Fighting against social bots: The issue of identification
Dmitrii Pianov
05/02/2018
What is social bot?
- An algorithm that interacts with human users on social platforms.
- Can be benign or malicious.
- Malicious bots are used for variety of applications, including spam, manipulation of public discourse, promotion of people and ideas, etc.
- Most of the malicious social bots hide their identity to avoid being detected.
Rise of social bots
- Prevalence of social networks creates an opportunity for adversarial agents to obtain benefit by overflowing social networks with bots.
- Breakthrough in computational power and NLP allows bot owners to avoid being detected by traditional heuristics.
- There is a curious case of Cynk Technology - a company with no turnover or assets thar risen in value to $4.5 bil. overnight.
Why bother aka Research Question
- Leaving commercial issues aside, bot identification helps to avoid information manipulation and keep society healthy.
- Bots are constantly evolving and so must our detecting capabilities.

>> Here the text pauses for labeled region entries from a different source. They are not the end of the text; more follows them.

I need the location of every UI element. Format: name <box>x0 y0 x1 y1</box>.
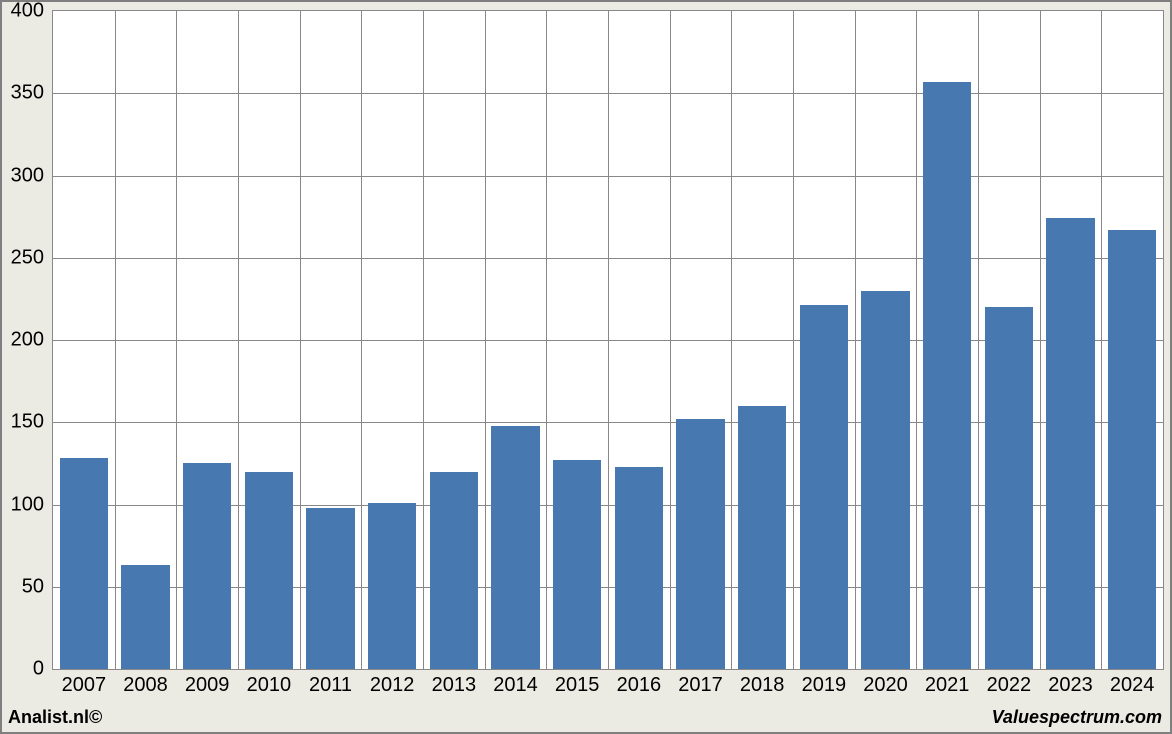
footer-right-credit: Valuespectrum.com <box>992 707 1162 728</box>
y-tick-label: 400 <box>2 0 44 23</box>
bar <box>183 463 231 669</box>
plot-area <box>52 10 1164 670</box>
gridline-vertical <box>855 11 856 669</box>
x-tick-label: 2014 <box>493 674 538 697</box>
x-tick-label: 2012 <box>370 674 415 697</box>
x-tick-label: 2020 <box>863 674 908 697</box>
y-tick-label: 150 <box>2 411 44 434</box>
gridline-vertical <box>793 11 794 669</box>
bar <box>60 458 108 669</box>
bar <box>676 419 724 669</box>
bar <box>491 426 539 669</box>
y-tick-label: 300 <box>2 164 44 187</box>
y-tick-label: 200 <box>2 329 44 352</box>
y-tick-label: 350 <box>2 82 44 105</box>
bar <box>923 82 971 669</box>
gridline-vertical <box>731 11 732 669</box>
bar <box>245 472 293 669</box>
bar <box>985 307 1033 669</box>
y-tick-label: 100 <box>2 493 44 516</box>
gridline-vertical <box>670 11 671 669</box>
x-tick-label: 2007 <box>62 674 107 697</box>
x-tick-label: 2021 <box>925 674 970 697</box>
x-tick-label: 2016 <box>617 674 662 697</box>
x-tick-label: 2010 <box>247 674 292 697</box>
x-tick-label: 2024 <box>1110 674 1155 697</box>
x-tick-label: 2013 <box>432 674 477 697</box>
footer-left-credit: Analist.nl© <box>8 707 102 728</box>
gridline-vertical <box>608 11 609 669</box>
x-tick-label: 2009 <box>185 674 230 697</box>
gridline-vertical <box>1040 11 1041 669</box>
gridline-vertical <box>300 11 301 669</box>
gridline-vertical <box>423 11 424 669</box>
gridline-vertical <box>361 11 362 669</box>
bar <box>121 565 169 669</box>
x-tick-label: 2017 <box>678 674 723 697</box>
y-tick-label: 0 <box>2 658 44 681</box>
bar <box>615 467 663 669</box>
bar <box>368 503 416 669</box>
gridline-vertical <box>978 11 979 669</box>
bar <box>1108 230 1156 669</box>
gridline-vertical <box>546 11 547 669</box>
gridline-vertical <box>485 11 486 669</box>
bar <box>861 291 909 669</box>
y-tick-label: 50 <box>2 575 44 598</box>
x-tick-label: 2018 <box>740 674 785 697</box>
x-tick-label: 2015 <box>555 674 600 697</box>
bar <box>800 305 848 669</box>
bar <box>738 406 786 669</box>
x-tick-label: 2023 <box>1048 674 1093 697</box>
gridline-vertical <box>916 11 917 669</box>
bar <box>1046 218 1094 669</box>
bar <box>306 508 354 669</box>
chart-frame: 0 50 100 150 200 250 300 350 400 2007 2008 2009 201… <box>0 0 1172 734</box>
x-tick-label: 2008 <box>123 674 168 697</box>
gridline-vertical <box>1101 11 1102 669</box>
y-tick-label: 250 <box>2 246 44 269</box>
gridline-vertical <box>176 11 177 669</box>
bar <box>430 472 478 669</box>
x-tick-label: 2022 <box>987 674 1032 697</box>
x-tick-label: 2019 <box>802 674 847 697</box>
x-tick-label: 2011 <box>309 674 352 697</box>
bar <box>553 460 601 669</box>
gridline-vertical <box>238 11 239 669</box>
gridline-vertical <box>115 11 116 669</box>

- Social bot detection is a good example why learning, rather than fitting, is an ultimate objective of machine learning.
Previous Research
- Early research on bot detection mostly operated on domain knowledge and heuristical measures (Chu et al (2012)).
- Recent studies use traditional supervised and unsupervised techniques to classify the accounts (Stukal et al (2017), Kudugunta and Ferrara (2018), Chavoshi (2016)).

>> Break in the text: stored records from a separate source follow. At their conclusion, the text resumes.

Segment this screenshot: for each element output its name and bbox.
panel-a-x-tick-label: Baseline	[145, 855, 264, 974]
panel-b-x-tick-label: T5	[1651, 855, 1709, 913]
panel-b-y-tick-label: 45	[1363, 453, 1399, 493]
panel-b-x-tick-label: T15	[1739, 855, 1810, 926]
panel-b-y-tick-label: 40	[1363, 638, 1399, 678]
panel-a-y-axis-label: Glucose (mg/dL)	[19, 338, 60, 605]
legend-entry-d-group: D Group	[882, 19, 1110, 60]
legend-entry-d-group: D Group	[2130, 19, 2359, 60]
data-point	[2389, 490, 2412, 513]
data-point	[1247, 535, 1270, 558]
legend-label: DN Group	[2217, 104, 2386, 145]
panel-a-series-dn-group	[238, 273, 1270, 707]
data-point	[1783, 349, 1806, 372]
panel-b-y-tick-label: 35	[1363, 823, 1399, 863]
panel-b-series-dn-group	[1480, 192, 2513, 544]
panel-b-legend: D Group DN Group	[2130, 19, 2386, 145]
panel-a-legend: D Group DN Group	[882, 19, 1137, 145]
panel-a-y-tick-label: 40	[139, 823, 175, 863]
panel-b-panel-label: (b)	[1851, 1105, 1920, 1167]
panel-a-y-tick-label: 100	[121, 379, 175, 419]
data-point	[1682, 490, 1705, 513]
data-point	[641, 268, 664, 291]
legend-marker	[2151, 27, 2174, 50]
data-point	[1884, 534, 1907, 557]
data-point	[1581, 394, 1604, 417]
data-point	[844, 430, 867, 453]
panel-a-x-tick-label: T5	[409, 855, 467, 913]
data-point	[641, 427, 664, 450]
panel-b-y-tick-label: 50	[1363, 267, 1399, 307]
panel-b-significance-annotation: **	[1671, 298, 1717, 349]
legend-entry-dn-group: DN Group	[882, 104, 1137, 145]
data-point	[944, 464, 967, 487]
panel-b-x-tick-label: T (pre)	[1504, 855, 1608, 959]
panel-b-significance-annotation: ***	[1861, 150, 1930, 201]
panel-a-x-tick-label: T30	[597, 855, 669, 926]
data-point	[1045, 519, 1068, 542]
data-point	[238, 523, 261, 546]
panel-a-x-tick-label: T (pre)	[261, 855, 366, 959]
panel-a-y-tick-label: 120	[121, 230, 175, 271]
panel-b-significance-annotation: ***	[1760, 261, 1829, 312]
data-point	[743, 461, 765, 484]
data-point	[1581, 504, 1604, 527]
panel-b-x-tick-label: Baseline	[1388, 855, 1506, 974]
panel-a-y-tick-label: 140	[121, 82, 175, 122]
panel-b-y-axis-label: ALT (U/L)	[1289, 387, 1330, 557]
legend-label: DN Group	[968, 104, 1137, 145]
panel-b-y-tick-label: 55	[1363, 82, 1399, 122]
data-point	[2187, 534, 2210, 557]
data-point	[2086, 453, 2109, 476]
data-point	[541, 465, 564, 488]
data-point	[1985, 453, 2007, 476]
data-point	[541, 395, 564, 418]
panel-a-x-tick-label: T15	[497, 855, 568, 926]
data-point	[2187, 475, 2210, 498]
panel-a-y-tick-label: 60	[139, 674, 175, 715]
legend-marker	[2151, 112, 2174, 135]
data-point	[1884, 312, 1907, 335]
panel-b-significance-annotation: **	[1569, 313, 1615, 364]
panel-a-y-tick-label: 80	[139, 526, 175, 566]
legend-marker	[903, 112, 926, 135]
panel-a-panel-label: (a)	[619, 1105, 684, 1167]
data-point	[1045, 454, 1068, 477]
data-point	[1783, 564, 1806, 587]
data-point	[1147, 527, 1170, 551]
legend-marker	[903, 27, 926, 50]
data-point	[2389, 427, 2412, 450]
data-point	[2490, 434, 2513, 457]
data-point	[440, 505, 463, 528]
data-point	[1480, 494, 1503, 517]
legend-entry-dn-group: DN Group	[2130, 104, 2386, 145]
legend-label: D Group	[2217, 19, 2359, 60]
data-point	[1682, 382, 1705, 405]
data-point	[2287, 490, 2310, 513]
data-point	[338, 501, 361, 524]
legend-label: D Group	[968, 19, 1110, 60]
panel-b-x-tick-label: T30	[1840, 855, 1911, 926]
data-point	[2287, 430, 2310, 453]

- Both textual and metadata are used as features.
- There are no consensus which one is more important.
Roadmap
- I propose a theoretical model to show that the bot network is sustainable.
- I use character Bi-GRU RNN to extract features from tweet text.
- Using a labeled dataset, I build a model to classify the origin of tweets using both textual features and metadata.
Theoretical Model Results
- Bot owners decide on creation of new bots and investment in sophistication.
- Sophistication affects the survival rate of old bots.
- No investment in sophistication occurs if the cost of creating new bots is low.
- Bot model is sustainable if and only if there is an increasing benefit of bots with longer lifetime.
Estimation
- I use the data from Creci et al (2017) that has more than 8 million tweets from variety of human and bot accounts.
- Each entry consists of tweet text and metadata (number of mentions, replies, hashtags, etc.).
- I sample 60000 tweets (30000 of human users, 30000 of one type of bots).
- The tweet text is then fed into Bi-GRU RNN to produce 500-dimensional vector that encodes the characters within the tweet.
- For classification, I use cross-validated traditional SVM with embedding vector plus metadata as a input vector.
- 2 and 4 PCA also estimated for robustness check.
Results
|
Precision |
Recall |
F1-score |
support |
| Bot |
0.85 |
0.88 |
0.87 |
5902 |
| Human |
0.87 |
0.85 |
0.86 |
5959 |
| avg/total |
0.86 |
0.86 |
0.86 |
11861 |
Results cont.
|
Precision |
Recall |
F1-score |
support |
| Bot |
0.62 |
0.92 |
0.74 |
4891 |
| Human |
0.85 |
0.46 |
0.60 |
5044 |
| avg/total |
0.74 |
0.69 |
0.67 |
9915 |
Summary
- A model shows 87% accuracy within the same domain of data.
- PCA deteriorate the prediction to 50-55% accuracy which suggest no combination of features dominate the prediction importance.
- Sampling bots from other domain substantially decrease the prediction rate to 68%.